2.1. Capacité métaphonographique ?

La seconde hypothèse de notre travail portait sur la distance qui peut exister entre la capacité métaphonémique et la capacité que les sujets ont d’analyser l’oral dans une activité traitant l’Ecrit. Nous estimions que les personnes en situation d’illettrisme ont un déficit plus marqué dans la représentation, le stockage ou la récupération des sons de la langue lorsqu’il s’agit de procéder à des analyses métaphonémiques en tant que telles par rapport à des activités de traitement de l’Ecrit de type graphophonologique et phonographique, mobilisant pourtant ces mêmes analyses.

Nous rappelons les principaux résultats obtenus dans notre étude :

Pour le groupe « illettrismes »

Si l’on compare les quatre épreuves

  • L’épreuve de segmentation phonémique est significativement moins bien réussie que chacune des autres épreuves, qui, elles, ne diffèrent pas significativement.
  • Il n’apparaît aucune corrélation entre les performances obtenues dans les épreuves de manipulation épiphonémique et métaphonémique

Si l’on compare les quatre épreuves de manipulation épiphonémique et métaphonémique avec les deux épreuves de traitement de l’Ecrit

  • Les performances obtenues à l’épreuve de suppression sont corrélées avec celles obtenues en identification de mots et en production écrite de mots (hors identification de mots fréquents). En dehors de cette corrélation, on relève deux corrélations faiblement significatives : d’une part, entre identification de pseudo-mots et appariement, d’autre part, entre identification de mots rares et fusion.
  • Les sujets du groupe « illettrismes » obtiennent de meilleurs résultats aux épreuves d’identification et de production de pseudo-mots qu’aux épreuves de manipulation épiphonémique et métaphonémique (hors comparaison fusion phonémique/identification de pseudo-mots).

Pour le groupe contrôle

  • Les épreuves de segmentation et de fusion sont significativement moins bien réussies que les autres épreuves.

Comparaison inter groupes

  • Quelle que soit l’épreuve, le groupe « illettrismes » obtient des résultats significativement plus faibles que le groupe contrôle.

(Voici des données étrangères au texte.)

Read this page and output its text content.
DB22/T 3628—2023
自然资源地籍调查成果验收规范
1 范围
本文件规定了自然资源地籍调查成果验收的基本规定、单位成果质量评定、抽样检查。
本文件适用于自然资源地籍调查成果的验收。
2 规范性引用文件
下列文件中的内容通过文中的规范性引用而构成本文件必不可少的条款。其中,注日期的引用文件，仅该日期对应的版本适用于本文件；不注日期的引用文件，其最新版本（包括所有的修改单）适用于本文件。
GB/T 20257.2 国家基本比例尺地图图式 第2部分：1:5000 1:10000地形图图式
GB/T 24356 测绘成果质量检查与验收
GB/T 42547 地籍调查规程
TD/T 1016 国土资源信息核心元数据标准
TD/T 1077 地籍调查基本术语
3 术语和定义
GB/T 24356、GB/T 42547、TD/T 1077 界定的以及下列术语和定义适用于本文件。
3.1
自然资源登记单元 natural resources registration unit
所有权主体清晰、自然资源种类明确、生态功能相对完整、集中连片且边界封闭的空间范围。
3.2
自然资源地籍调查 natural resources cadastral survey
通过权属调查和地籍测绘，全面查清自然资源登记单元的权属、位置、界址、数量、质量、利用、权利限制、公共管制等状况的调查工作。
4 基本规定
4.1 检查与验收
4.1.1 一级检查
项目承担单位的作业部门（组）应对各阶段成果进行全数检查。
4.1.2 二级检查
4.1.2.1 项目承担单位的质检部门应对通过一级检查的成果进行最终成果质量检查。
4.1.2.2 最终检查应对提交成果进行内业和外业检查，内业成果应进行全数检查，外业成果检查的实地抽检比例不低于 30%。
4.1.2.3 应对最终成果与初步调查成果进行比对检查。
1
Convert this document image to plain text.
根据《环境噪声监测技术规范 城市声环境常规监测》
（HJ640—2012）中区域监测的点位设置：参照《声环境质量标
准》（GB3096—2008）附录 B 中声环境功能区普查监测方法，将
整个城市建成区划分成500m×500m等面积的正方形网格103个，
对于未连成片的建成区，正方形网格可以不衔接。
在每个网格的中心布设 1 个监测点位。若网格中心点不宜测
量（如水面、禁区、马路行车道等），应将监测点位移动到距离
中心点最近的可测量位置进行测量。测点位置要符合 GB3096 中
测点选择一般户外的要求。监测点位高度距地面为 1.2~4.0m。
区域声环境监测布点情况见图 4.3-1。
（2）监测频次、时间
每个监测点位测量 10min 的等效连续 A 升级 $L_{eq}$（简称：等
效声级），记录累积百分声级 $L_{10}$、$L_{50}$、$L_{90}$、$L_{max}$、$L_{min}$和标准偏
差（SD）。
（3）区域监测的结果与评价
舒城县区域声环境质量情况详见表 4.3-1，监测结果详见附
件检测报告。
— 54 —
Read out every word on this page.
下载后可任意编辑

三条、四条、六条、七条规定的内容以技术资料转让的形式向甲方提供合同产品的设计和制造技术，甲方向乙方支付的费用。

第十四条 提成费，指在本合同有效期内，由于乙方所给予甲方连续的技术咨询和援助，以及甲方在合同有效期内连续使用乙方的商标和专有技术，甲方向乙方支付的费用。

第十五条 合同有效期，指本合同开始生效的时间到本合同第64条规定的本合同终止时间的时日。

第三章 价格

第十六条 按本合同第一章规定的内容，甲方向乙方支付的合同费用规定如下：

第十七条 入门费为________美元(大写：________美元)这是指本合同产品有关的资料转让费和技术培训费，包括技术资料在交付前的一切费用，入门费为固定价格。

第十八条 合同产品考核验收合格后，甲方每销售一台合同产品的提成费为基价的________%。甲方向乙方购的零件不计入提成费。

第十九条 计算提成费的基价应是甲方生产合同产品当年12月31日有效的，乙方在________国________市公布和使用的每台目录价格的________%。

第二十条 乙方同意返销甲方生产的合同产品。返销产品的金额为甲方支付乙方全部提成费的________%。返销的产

Ces résultats globaux sont compatibles avec ceux de la littérature traitant des difficultés inhérentes aux capacités métaphonémiques des sujets en difficulté en particulier vis-à-vis de l’identification de mots (Delahaie et al., 1998 ; pour une revue, Fijalkow, 1996 ; Gombert, Gaux & Demont, 1994). Les sujets de notre protocole manifestent une difficulté à manipuler de façon délibérée les phonèmes selon les conditions imposées. Pourtant, leurs performances ne sont pas nulles, elles avoisinent même la moyenne pour deux tâches (appariement et fusion). De plus, elles sont variables entre les sujets, ce que traduisent des écart-types plus étendus que ceux de la population contrôle. Enfin, on a pu relever diverses formes d’erreurs commises. En somme, malgré les difficultés réelles des sujets rencontrés, le raisonnement sur l’étendue de leurs capacités métaphonémiques ne doit pas se tenir à partir de résultats en tout ou rien (Vernon & Ferreiro, 1999 ; Petiot, 1996). Nous proposons de centrer notre propos sur les résultats obtenus aux différentes tâches requises puis sur la comparaison entre traitement de l’Ecrit et analyse métaphonémique.